Near Real Time (NRT) search means that documents are available for search soon after being indexed. NRT searching is one of the main features of SolrCloud and is rarely attempted in master/slave configurations.
Document durability and searchability are controlled by
commits. The "Near" in "Near Real Time" is configurable to meet the needs of your application. Commits are either "hard" or "soft" and can be issued by a client (say SolrJ), via a REST call or configured to occur automatically in
solrconfig.xml. The recommendation usually gives is to configure your commit strategy in
solrconfig.xml (see below) and avoid issuing commits externally.
Typically in NRT applications, hard commits are configured with
openSearcher=false, and soft commits are configured to make documents visible for search.
When a commit occurs, various background tasks are initiated, segment merging for example. These background tasks do not block additional updates to the index nor do they delay the availability of the documents for search.
When configuring for NRT, pay special attention to cache and autowarm settings as they can have a significant impact on NRT performance. For extremely short autoCommit intervals, consider disabling caching and autowarming completely.
Commits and Searching
A hard commit calls
fsync on the index files to ensure they have been flushed to stable storage. The current transaction log is closed and a new one is opened. See the "transaction log" discussion below for how data is recovered in the absence of a hard commit. Optionally a hard commit can also make documents visible for search, but this is not recommended for NRT searching as it is more expensive than a soft commit.
A soft commit is faster since it only makes index changes visible and does not
fsync index files, start a new segment or start a new transaction log. Search collections that have NRT requirements will want to soft commit often enough to satisfy the visibility requirements of the application. A softCommit may be "less expensive" than a hard commit (openSearcher=true), but it is not free. It is recommended that this be set for as long as is reasonable given the application requirements.
Both hard and soft commits have two primary configuration parameters:
- Integer. Defines the number of updates to process before activating.
- Integer. The number of milliseconds to wait before activating.
If both of these parameters are specified, the first one to expire is honored. Generally, it is preferred to use
maxTime rather than
maxDocs, especially when indexing large numbers of documents in batches. Use
maxTime judiciously to fine-tune your commit strategies.
Hard commit has an additional parameter
- true|false, whether to make documents visible for search. For NRT applications this is usually set to
soft commitis configured to control when documents are visible for search.
Transaction Logs (tlogs)
Transaction logs are a "rolling window" of updates since the last hard commit. The current transaction log is closed and a new one opened each time any variety of hard commit occurs. Soft commits have no effect on the transaction log.
When tlogs are enabled, documents being added to the index are written to the tlog before the indexing call returns to the client. In the event of an un-graceful shutdown (power loss, JVM crash,
kill -9, etc.) any documents written to the tlog but not yet committed with a hard commit when Solr was stopped are replayed on startup. Therefore the data is not lost.
When Solr is shut down gracefully (using the
bin/solr stop command) Solr will close the tlog file and index segments so no replay will be necessary on startup.
One point of confusion is how much data is contained in a transaction log. A tlog does not contain all documents, only the ones since the last hard commit. Older transaction log files are deleted when no longer needed.
|Implicit in the above is that transaction logs will grow forever if hard commits are disabled. Therefore it is important that hard commits be enabled when indexing.
As mentioned above, it is usually preferable to configure your commits (both hard and soft) in
solrconfig.xml and avoid sending commits from an external source. Check your
solrconfig.xml file since the defaults are likely not tuned to your needs. Here is an example NRT configuration for the two flavors of commit, a hard commit every 60 seconds and a soft commit every 30 seconds. Note that these are not the values in some of the examples!

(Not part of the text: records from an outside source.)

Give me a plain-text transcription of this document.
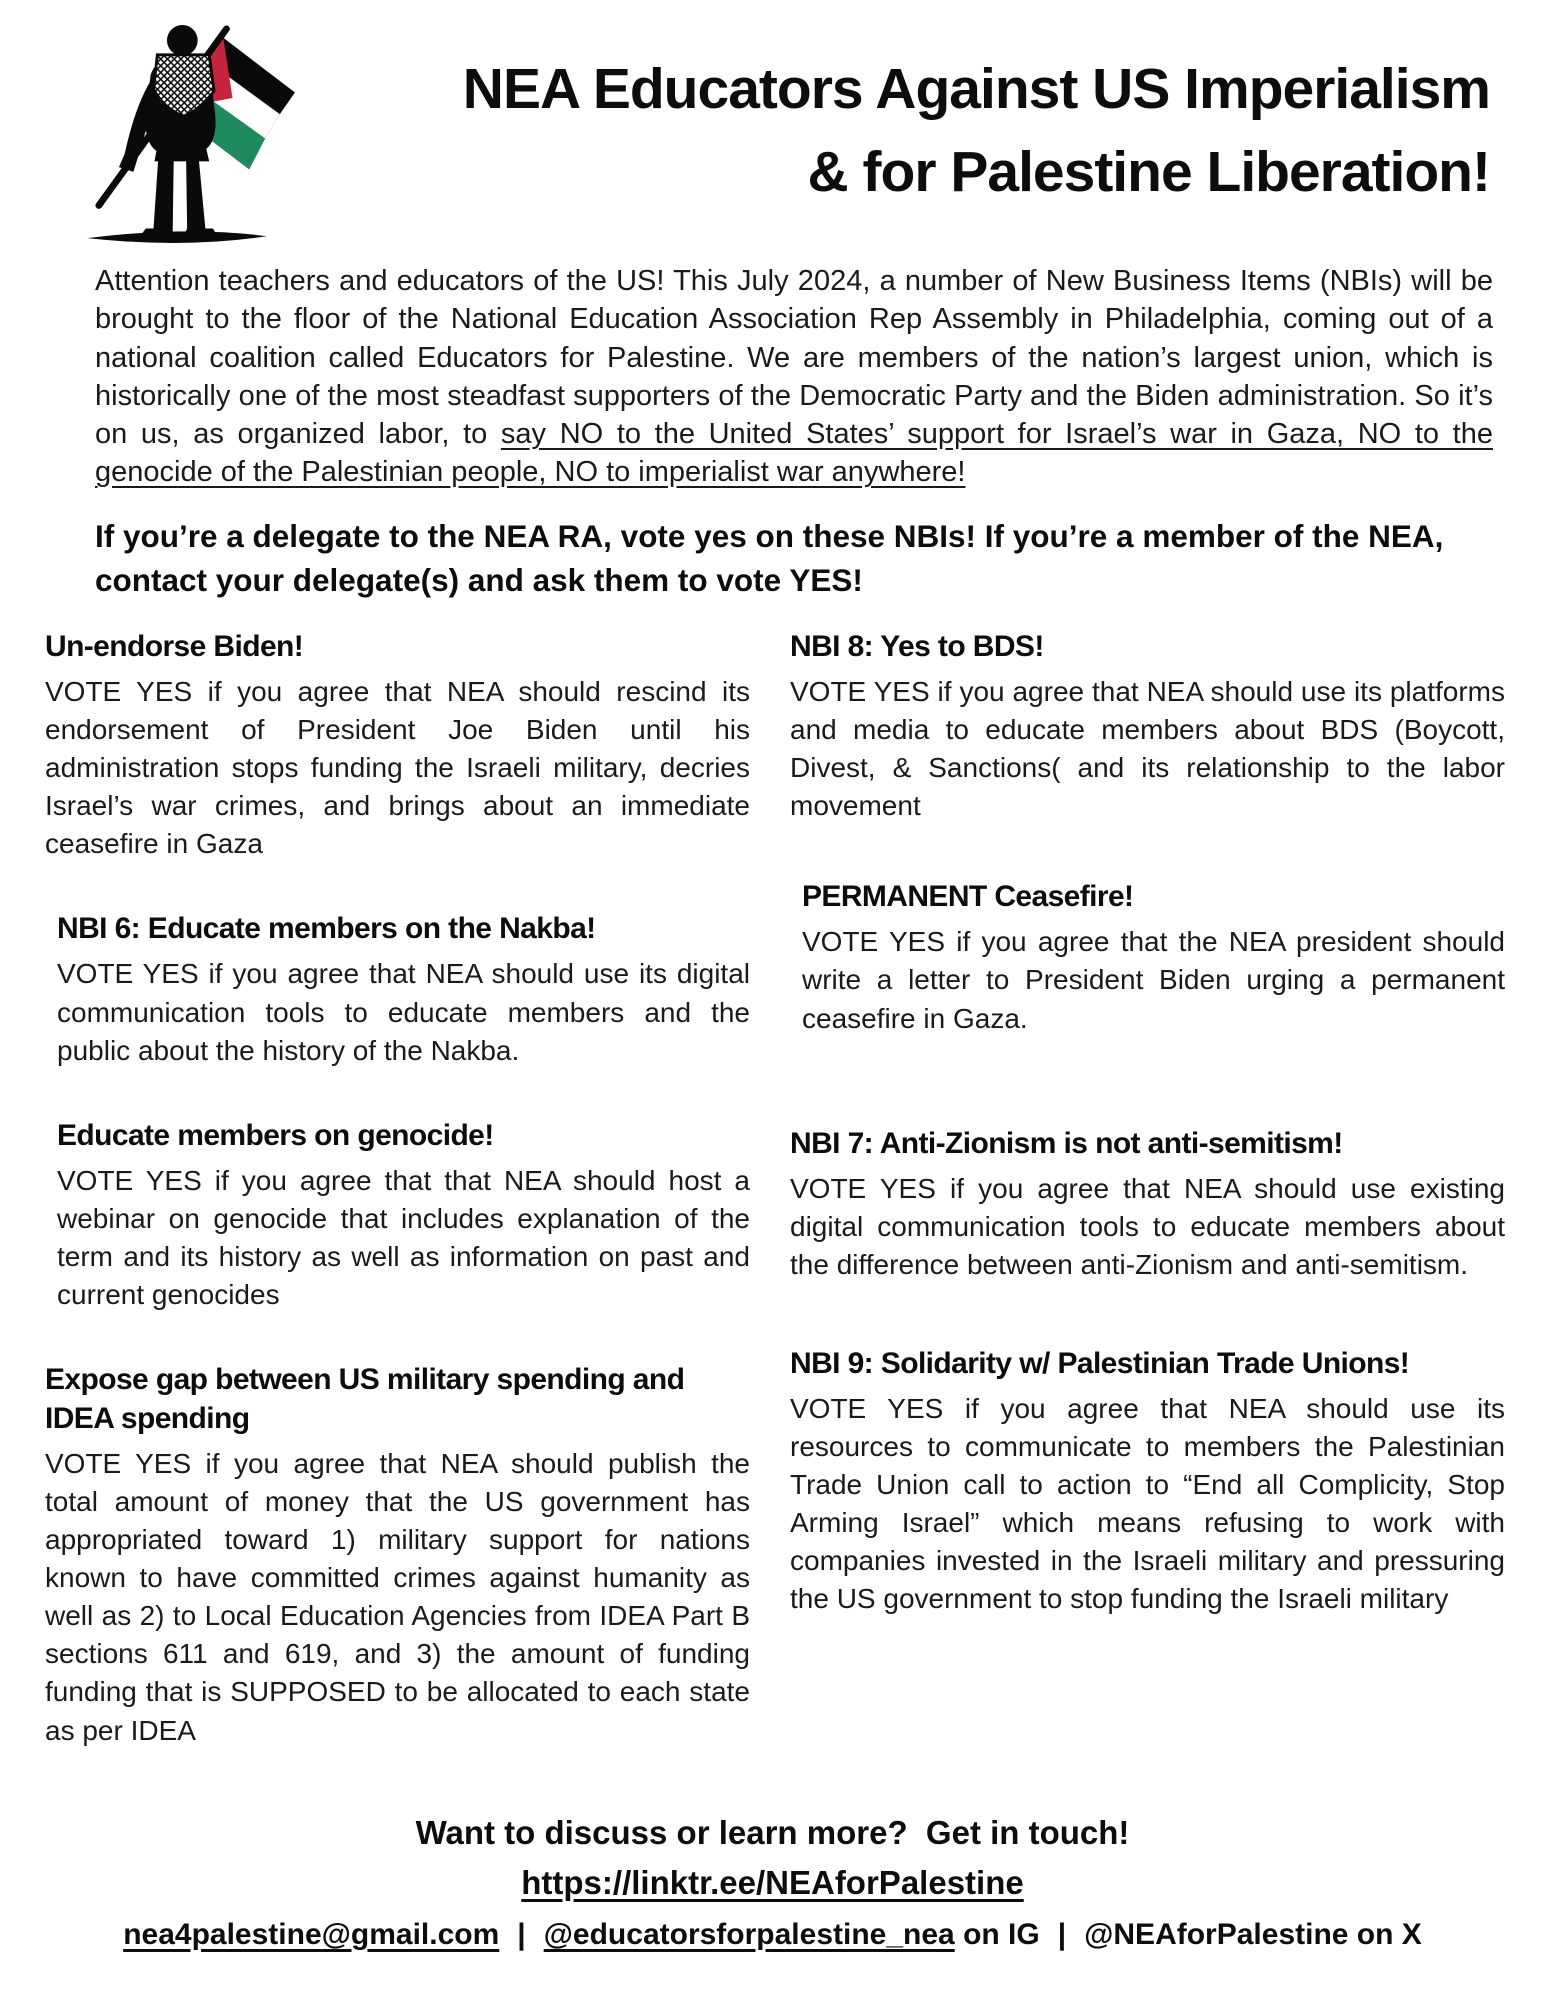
NEA Educators Against US Imperialism
& for Palestine Liberation!

Attention teachers and educators of the US! This July 2024, a number of New Business Items (NBIs) will be brought to the floor of the National Education Association Rep Assembly in Philadelphia, coming out of a national coalition called Educators for Palestine. We are members of the nation’s largest union, which is historically one of the most steadfast supporters of the Democratic Party and the Biden administration. So it’s on us, as organized labor, to say NO to the United States’ support for Israel’s war in Gaza, NO to the genocide of the Palestinian people, NO to imperialist war anywhere!

If you’re a delegate to the NEA RA, vote yes on these NBIs! If you’re a member of the NEA, contact your delegate(s) and ask them to vote YES!

Un-endorse Biden!
VOTE YES if you agree that NEA should rescind its endorsement of President Joe Biden until his administration stops funding the Israeli military, decries Israel’s war crimes, and brings about an immediate ceasefire in Gaza
NBI 6: Educate members on the Nakba!
VOTE YES if you agree that NEA should use its digital communication tools to educate members and the public about the history of the Nakba.
Educate members on genocide!
VOTE YES if you agree that that NEA should host a webinar on genocide that includes explanation of the term and its history as well as information on past and current genocides
Expose gap between US military spending and IDEA spending
VOTE YES if you agree that NEA should publish the total amount of money that the US government has appropriated toward 1) military support for nations known to have committed crimes against humanity as well as 2) to Local Education Agencies from IDEA Part B sections 611 and 619, and 3) the amount of funding funding that is SUPPOSED to be allocated to each state as per IDEA
NBI 8: Yes to BDS!
VOTE YES if you agree that NEA should use its platforms and media to educate members about BDS (Boycott, Divest, & Sanctions( and its relationship to the labor movement
PERMANENT Ceasefire!
VOTE YES if you agree that the NEA president should write a letter to President Biden urging a permanent ceasefire in Gaza.
NBI 7: Anti-Zionism is not anti-semitism!
VOTE YES if you agree that NEA should use existing digital communication tools to educate members about the difference between anti-Zionism and anti-semitism.
NBI 9: Solidarity w/ Palestinian Trade Unions!
VOTE YES if you agree that NEA should use its resources to communicate to members the Palestinian Trade Union call to action to “End all Complicity, Stop Arming Israel” which means refusing to work with companies invested in the Israeli military and pressuring the US government to stop funding the Israeli military
Want to discuss or learn more?  Get in touch!
https://linktr.ee/NEAforPalestine
nea4palestine@gmail.com | @educatorsforpalestine_nea on IG | @NEAforPalestine on X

These parameters can be overridden at run time by defining Java "system variables", for example specifying
`-Dsolr.autoCommit.maxTime=15000 would override the hard commit interval with a value of 15 seconds.
The choices for
autoSoftCommit have different consequences. In the event of un-graceful shutdown, it can take up to the time specified in
autoCommit for Solr to replay the uncommitted documents from the transaction log.
The time chosen for
autoSoftCommit determines the maximum time after a document is sent to Solr before it becomes searchable and does not affect the transaction log. Choose as long an interval as your application can tolerate for this value, often 15-60 seconds is reasonable, or even longer depending on the requirements. In situations where the the time is set to a very short interval (say 1 second), consider disabling your caches (queryResultCache and filterCache especially) as they will have little utility.
For extremely high bulk indexing, especially for the initial load if there is no searching, consider turning off
autoSoftCommit by specifying a value of
-1 for the maxTime parameter.
Advanced Commit Options
All varieties of commits can be invoked from a SolrJ client or via a URL. The usual recommendation is to not call commits externally. For those cases where it is desirable, see Update Commands. These options are listed for XML update commands that can be issued from a browser or curl, etc., and the equivalents are available from a SolrJ client.